Вдруг они неожиданно разорвали эту тишину оглушительным криком, фанатичным визгом и шумом. Не было сомнения, что это были трумаи, потому что они беспрестанно кричали это слово, как если бы в эти минуты решалась их судьба. Они били кулаками в грудь, вращали туловища свои так сильно и быстро, что, казалось, невозможно делать более быстрые движения...»
Далее в дневнике Штейнена говорилось, что он и его спутники тоже принялись кричать, махать руками. Эта какофония продолжалась до тех пор, пока Штейнен не вспомнил вдруг два слова на языке трумаи, выученные в соседнем племени: «апири» — друг и «мейжу» — хлеб. Он закричал их громко, повторяя несколько раз подряд, и индейцы замолкли, пораженные тем, что караиба знает эти слова. Потом они решились приблизиться к чужеземцам, недоверчиво и боязливо оглядели белых. Начался сумбурный диалог, в котором никто ничего не понимал. Так продолжалось до тех нор, пока один из трумаи, рассматривая ружья, не нажал случайно на спусковой крючок. Раздался выстрел. Первый выстрел в этих местах. Он поверг индейцев в неописуемый ужас. Оцепенев на мгновение, они затем с потрясающей быстротой бросились в воду, спасаясь от этого непонятного грома, разверзшего небеса.
Так встретились с белыми трумаи — это удивительное, загадочное племя, говорящее на каком-то особом языке, совершенно отличном от всех известных науке индейских языков Южной Америки. Они появились в Шингу последними из населяющих ныне этот район племен. Орландо и Клаудио предполагают, что их прадеды пришли сюда, спасаясь от преследования какого-то воинственного народа по имени «ассумади». Идя туда, «где опускается солнце», они добрались до Шингу, однако встретили здесь еще более свирепых врагов — суйа, индейцев одного из самых воинственных и непокорных племен Центральной Бразилии.

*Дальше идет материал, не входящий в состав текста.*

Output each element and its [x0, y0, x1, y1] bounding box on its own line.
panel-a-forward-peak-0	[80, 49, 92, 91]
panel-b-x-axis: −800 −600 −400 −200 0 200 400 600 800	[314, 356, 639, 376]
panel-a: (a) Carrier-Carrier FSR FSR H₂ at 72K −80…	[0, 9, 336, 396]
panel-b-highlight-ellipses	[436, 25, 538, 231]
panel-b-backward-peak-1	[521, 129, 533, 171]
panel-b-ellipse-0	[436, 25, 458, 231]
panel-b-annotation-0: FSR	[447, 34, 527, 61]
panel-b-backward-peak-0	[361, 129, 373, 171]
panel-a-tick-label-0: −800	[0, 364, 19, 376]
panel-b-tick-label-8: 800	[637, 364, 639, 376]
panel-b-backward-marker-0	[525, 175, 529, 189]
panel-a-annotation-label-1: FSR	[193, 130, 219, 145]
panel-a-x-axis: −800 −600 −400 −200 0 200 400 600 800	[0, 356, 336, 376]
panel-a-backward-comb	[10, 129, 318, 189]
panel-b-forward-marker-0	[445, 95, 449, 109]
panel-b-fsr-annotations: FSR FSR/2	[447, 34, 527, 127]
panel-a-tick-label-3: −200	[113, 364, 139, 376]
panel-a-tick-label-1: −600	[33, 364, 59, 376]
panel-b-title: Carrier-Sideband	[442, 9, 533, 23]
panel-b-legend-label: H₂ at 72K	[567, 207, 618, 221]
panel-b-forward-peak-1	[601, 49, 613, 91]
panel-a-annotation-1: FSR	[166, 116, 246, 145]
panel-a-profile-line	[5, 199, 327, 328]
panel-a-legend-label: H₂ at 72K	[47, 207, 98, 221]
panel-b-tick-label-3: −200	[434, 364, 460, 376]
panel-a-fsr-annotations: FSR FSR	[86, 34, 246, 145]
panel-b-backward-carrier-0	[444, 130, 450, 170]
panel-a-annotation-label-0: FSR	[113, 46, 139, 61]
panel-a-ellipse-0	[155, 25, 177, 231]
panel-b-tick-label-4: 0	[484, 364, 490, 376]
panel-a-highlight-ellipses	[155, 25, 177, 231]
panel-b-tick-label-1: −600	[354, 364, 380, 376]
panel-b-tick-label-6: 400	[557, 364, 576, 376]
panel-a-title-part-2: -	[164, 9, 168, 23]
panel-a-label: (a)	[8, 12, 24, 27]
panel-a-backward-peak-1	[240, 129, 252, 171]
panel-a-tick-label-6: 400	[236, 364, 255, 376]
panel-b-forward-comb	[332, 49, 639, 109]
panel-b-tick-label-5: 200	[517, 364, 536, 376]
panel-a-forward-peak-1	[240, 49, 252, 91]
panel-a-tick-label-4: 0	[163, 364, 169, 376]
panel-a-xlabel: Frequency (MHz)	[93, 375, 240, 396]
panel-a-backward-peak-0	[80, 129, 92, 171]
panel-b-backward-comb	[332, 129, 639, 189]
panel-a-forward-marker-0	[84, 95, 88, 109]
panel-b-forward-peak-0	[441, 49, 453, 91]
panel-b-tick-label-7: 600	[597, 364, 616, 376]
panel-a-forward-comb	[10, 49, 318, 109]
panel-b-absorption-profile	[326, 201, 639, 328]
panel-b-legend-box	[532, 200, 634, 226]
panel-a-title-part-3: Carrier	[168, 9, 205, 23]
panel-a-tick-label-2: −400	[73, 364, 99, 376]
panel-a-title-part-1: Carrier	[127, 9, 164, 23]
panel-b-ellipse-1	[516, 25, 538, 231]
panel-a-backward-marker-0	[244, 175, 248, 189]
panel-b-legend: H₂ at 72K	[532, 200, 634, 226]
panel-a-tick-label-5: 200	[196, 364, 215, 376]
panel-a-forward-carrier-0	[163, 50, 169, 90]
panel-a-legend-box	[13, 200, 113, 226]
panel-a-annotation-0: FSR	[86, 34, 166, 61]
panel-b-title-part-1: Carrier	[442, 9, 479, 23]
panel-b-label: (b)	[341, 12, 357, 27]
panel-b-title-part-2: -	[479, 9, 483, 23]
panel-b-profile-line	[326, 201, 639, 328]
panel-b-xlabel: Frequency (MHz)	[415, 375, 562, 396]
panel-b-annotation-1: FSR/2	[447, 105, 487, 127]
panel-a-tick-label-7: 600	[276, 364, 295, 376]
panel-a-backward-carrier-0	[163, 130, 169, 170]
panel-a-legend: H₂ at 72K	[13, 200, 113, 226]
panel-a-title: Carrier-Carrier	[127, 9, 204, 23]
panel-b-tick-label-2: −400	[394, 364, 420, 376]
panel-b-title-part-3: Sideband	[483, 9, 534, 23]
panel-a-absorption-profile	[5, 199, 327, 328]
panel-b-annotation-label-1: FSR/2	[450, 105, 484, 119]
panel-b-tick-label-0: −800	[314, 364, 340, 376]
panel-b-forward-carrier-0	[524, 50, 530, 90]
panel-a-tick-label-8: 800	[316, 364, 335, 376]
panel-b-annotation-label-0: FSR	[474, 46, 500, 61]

На землях, которые заняли трумаи, находились богатейшие залежи диабаза — камня, служившего отличным сырьем для изготовления топоров. Трумаи пытались наладить меновую торговлю с соседями, обменивая эти диабазовые топоры на посуду и другую утварь. Однако обитавшие по соседству суйа захотели овладеть диабазом. Начались нескончаемые кровопролитные войны, закончившиеся поражением трумаи. Старики вспоминали, что когда-то давно племя размещалось в шести деревнях. Штейнен, попавший сюда в разгар войны с суйа, нашел уже только две деревни трумаи. В одной было восемь хижин, в другой — пять. В 1952 году научный сотрудник Национального музея Рио-де-Жанейро Педро Эрнесто де Лима, попытавшийся осуществить перепись этого племени, насчитал только восемнадцать трумаи. Да, война с суйа привела трумаи к гибели. Вот что писал Лима в своем дневнике: «Эта группа, ранее столь многочисленная, пребывает сейчас в состоянии полного упадка... Поведение этого племени, занимающего по отношению к остальным подчиненное и зависимое положение, весьма заметно отличается от остальных: они пугливы, ведут себя недоверчиво, прячут глаза. Они никогда ни радуются, и сколько с ними ни общаться, они продолжают оставаться замкнутыми. У них не чувствуется динамизма, здоровья, расположения к труду, какими отличаются, например, камаюра».
Эти сведения я почерпнул в пожелтевших папках Музея индейцев в Рио-де-Жанейро, готовясь к поездке в Шингу. Но, выписывая любопытные факты из истории аборигенов этих мест, я не мог и предположить, что здесь, в Диауаруме, мне доведется встретиться с индейцем, которого можно будет назвать «последним из Трумаи». Впрочем, не будем забегать вперед. Вернемся в кабину нашего крохотного «баркрайфта», заходящего на посадку в Диауаруме.
Под окном изгибается кажущееся широченным по сравнению с Туатуари свинцовое русло Шингу. В ослепительной зелени леса неожиданно вспыхивает узкая красная посадочная полоса. Через несколько секунд самолет окунается в облако красной ныли. Нас трясет. Под ногами оглушительной дробью стучат по фюзеляжу сухие комья земли. Потом дрожь прекращается, скорость падает, и, неуклюже переваливаясь с боку на бок, ковыляя на буераках и кочках, «баркрайфт» останавливается.
Арналдо распахивает дверцу, спрыгивает вниз. Следом за ним, кряхтя и чертыхаясь, вываливается Галон. Затем лезу я, тщательно оберегая от сотрясения сумку с аппаратурой. К нам неторопливо приближается несколько индейцев и Клаудио Вилас-Боас. Бледное изможденное лицо с усами и тощей бородкой клинышком, впалая грудь. Он удивительно напоминает кого-то, кого я уже видел. Видел неоднократно. Но где?